Marital researcher Dr. John Gottman has studied tens of thousands of marital conversations over 30 + years. He has found that there are 4 distinct communication habits that are poison to happy relationships. He calls them the “Four Horsemen,” like the biblical horsemen that bring in the end of times in the book of Revelation.

He has learned that men have a faster body response of adrenaline (increased heart rate, blood flow to the extremities, tunnel focus of attention) than most women to partner conflict. That means that when many women are just getting into the meat of their problem, their partner has become ready to run, fight and defend. It makes it very hard for men to stay focused and listen calmly without enormous effort.

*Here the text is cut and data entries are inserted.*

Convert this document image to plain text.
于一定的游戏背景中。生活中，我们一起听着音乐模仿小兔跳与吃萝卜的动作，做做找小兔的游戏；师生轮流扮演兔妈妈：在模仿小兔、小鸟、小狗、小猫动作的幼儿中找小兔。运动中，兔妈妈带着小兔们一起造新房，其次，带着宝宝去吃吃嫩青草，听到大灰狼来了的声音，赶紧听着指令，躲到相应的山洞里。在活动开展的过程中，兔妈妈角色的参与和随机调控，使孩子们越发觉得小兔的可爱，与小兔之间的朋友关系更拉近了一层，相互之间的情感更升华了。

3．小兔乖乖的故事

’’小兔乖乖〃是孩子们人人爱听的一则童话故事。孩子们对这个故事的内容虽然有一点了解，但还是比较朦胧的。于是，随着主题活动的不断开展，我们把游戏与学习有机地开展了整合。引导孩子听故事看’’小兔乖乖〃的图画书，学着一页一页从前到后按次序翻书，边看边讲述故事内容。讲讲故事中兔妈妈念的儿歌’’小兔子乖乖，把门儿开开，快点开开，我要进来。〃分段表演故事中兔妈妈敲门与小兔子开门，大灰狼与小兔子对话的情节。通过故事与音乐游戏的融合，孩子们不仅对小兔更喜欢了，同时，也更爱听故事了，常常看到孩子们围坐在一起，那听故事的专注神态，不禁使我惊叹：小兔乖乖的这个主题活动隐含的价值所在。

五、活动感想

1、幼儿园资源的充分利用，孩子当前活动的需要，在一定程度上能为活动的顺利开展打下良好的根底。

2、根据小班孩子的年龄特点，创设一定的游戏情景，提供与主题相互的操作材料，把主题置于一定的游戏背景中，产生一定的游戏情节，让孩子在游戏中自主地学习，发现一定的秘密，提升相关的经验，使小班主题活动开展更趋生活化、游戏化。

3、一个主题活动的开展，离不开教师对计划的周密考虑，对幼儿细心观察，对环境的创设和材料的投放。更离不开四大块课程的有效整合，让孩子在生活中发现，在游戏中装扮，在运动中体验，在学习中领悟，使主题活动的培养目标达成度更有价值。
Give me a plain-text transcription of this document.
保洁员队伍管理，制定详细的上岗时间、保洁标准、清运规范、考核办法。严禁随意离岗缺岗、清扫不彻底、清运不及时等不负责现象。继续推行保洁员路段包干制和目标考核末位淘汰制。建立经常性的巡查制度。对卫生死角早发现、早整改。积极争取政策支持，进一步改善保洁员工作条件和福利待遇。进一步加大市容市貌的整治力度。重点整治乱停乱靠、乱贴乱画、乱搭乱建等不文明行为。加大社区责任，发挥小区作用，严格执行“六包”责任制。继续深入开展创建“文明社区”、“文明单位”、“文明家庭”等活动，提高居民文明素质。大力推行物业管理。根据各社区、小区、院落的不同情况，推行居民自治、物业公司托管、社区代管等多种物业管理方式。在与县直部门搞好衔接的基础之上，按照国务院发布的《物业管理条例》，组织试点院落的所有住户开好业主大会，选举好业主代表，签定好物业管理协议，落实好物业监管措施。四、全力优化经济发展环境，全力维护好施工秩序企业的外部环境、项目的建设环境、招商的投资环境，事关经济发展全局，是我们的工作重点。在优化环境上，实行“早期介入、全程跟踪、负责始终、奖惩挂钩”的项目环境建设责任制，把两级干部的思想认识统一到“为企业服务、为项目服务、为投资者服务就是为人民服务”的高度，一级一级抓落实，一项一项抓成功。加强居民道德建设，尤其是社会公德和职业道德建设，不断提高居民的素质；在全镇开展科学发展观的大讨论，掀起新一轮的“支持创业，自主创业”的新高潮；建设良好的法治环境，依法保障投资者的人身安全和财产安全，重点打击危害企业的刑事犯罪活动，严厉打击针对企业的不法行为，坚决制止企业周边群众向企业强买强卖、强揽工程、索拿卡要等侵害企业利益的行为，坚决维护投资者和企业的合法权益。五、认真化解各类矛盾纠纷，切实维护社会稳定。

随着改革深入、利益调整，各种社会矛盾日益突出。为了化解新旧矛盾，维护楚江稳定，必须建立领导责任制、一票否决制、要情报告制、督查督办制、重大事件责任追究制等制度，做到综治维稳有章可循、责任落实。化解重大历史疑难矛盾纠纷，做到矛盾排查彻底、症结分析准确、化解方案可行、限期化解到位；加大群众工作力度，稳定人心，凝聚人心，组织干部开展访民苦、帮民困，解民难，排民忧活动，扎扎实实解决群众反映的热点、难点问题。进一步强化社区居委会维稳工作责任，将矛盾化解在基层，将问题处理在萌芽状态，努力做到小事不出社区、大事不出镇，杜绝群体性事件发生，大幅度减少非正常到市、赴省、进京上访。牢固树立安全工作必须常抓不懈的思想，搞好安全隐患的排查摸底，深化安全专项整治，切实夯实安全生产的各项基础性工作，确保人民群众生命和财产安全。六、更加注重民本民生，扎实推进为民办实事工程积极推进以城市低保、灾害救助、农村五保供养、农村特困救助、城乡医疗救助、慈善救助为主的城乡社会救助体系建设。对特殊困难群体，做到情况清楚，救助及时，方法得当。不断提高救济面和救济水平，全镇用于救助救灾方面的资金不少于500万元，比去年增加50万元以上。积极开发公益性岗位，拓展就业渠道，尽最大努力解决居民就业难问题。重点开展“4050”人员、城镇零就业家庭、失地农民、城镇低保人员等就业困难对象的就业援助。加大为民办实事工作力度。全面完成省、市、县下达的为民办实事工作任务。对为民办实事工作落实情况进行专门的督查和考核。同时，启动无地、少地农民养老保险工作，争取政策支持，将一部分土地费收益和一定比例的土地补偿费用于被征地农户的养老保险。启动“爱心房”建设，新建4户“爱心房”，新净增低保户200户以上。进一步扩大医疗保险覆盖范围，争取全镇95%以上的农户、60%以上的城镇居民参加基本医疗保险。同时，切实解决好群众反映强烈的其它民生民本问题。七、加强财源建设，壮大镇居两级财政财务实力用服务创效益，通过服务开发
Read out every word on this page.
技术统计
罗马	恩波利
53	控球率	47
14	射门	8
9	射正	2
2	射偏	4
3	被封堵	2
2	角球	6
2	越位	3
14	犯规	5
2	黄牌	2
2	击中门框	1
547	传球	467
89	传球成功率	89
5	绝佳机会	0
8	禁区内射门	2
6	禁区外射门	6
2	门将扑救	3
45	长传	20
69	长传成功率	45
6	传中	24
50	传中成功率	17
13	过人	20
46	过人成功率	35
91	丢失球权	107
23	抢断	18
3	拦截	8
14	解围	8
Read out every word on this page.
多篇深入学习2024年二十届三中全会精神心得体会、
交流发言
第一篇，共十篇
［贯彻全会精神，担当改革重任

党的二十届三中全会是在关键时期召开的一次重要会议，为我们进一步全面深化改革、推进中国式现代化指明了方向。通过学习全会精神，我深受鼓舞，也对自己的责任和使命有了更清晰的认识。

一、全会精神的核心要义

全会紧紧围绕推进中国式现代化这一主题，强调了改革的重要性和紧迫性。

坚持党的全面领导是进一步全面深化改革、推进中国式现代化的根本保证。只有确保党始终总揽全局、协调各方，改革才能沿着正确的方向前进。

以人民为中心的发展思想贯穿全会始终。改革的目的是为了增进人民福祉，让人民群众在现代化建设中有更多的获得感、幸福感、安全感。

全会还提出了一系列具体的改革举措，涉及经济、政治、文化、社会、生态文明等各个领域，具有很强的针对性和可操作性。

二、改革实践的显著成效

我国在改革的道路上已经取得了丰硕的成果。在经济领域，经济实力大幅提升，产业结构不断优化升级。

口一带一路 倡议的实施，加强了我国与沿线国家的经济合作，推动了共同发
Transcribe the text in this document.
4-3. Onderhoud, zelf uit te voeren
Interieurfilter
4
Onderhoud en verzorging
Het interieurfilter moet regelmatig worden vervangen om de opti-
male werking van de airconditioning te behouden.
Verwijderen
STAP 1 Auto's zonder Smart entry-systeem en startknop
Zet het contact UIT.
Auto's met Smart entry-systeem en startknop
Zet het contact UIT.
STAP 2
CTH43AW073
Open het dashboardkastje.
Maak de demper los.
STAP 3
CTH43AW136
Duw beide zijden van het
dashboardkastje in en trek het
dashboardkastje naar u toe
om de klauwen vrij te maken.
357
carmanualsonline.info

If every woman could develop the personal skill of bringing up difficult discussions with their partner in a calmer way, their male partner is less apt to “flood,” focus and defend. And the conversation is more likely to be productive and problem-solving.

It’s a skill we practice in therapy all the time. Are you able to bring difficult topics up to your partner in a calm, cooperative way? If not, you may want to start working on this skill.

What is it that I wish I could tell every husband in America? Well, that’s for next time.

On the brink of a PTSD breakthrough

Today I was talking with two different clients about the research done at the VA in Minneapolis in veterans experiencing PTSD – finding in brain scans that traumatic memory seems to “reside” in the right hemisphere of the brain, right above the ear. So happy to have located a story on this research, and want to pin it here 🙂  On the brink of a PTSD breakthrough
Thanks to Dr. Apostolos Georgopoulos for his continuing research!

In The Therapist’s Office (now)

Every so often patterns seem to emerge from the diverse clients I see. Here’s what I’m noticing now:

1. Couples in my area are coming to counseling at higher distress levels. In our initial conversations, they easily say their problems go back years, not months. This often translates into one or both of the couple completely emotionally “finished,” and only coming to counseling out of a sense of obligation or the expectation that the divorce process in their county will expect some kind of counseling to occur.

Very often, men in these marriages are slow to agree to get counseling help. They may view the marriage differently, or be reluctant to reach out for support. When the wife begins to seriously talk about separation, the husband wakes up and says he’s ready and will often make the initial phone calls to therapists.

2. Couples have less confidence in counseling. Perhaps it comes from more choices for treatment (online, email therapy, coaching, prescription drugs) or a growing reluctance on many people’s part to give permanent change the time and energy it requires. I wonder if more people are willing to try therapy but quit when it gets hard to schedule or invest in, or if more people are choosing therapists by price alone. Many people will start therapy with less experienced counselors, but stop attending when the process gets bogged down.

Each of these issues makes helping couples heal and grow a true challenge. Therapy works best when there is less damage to heal, and works best when everyone is ready to invest themselves. Sometimes these factors don’t happen between partners at the same time.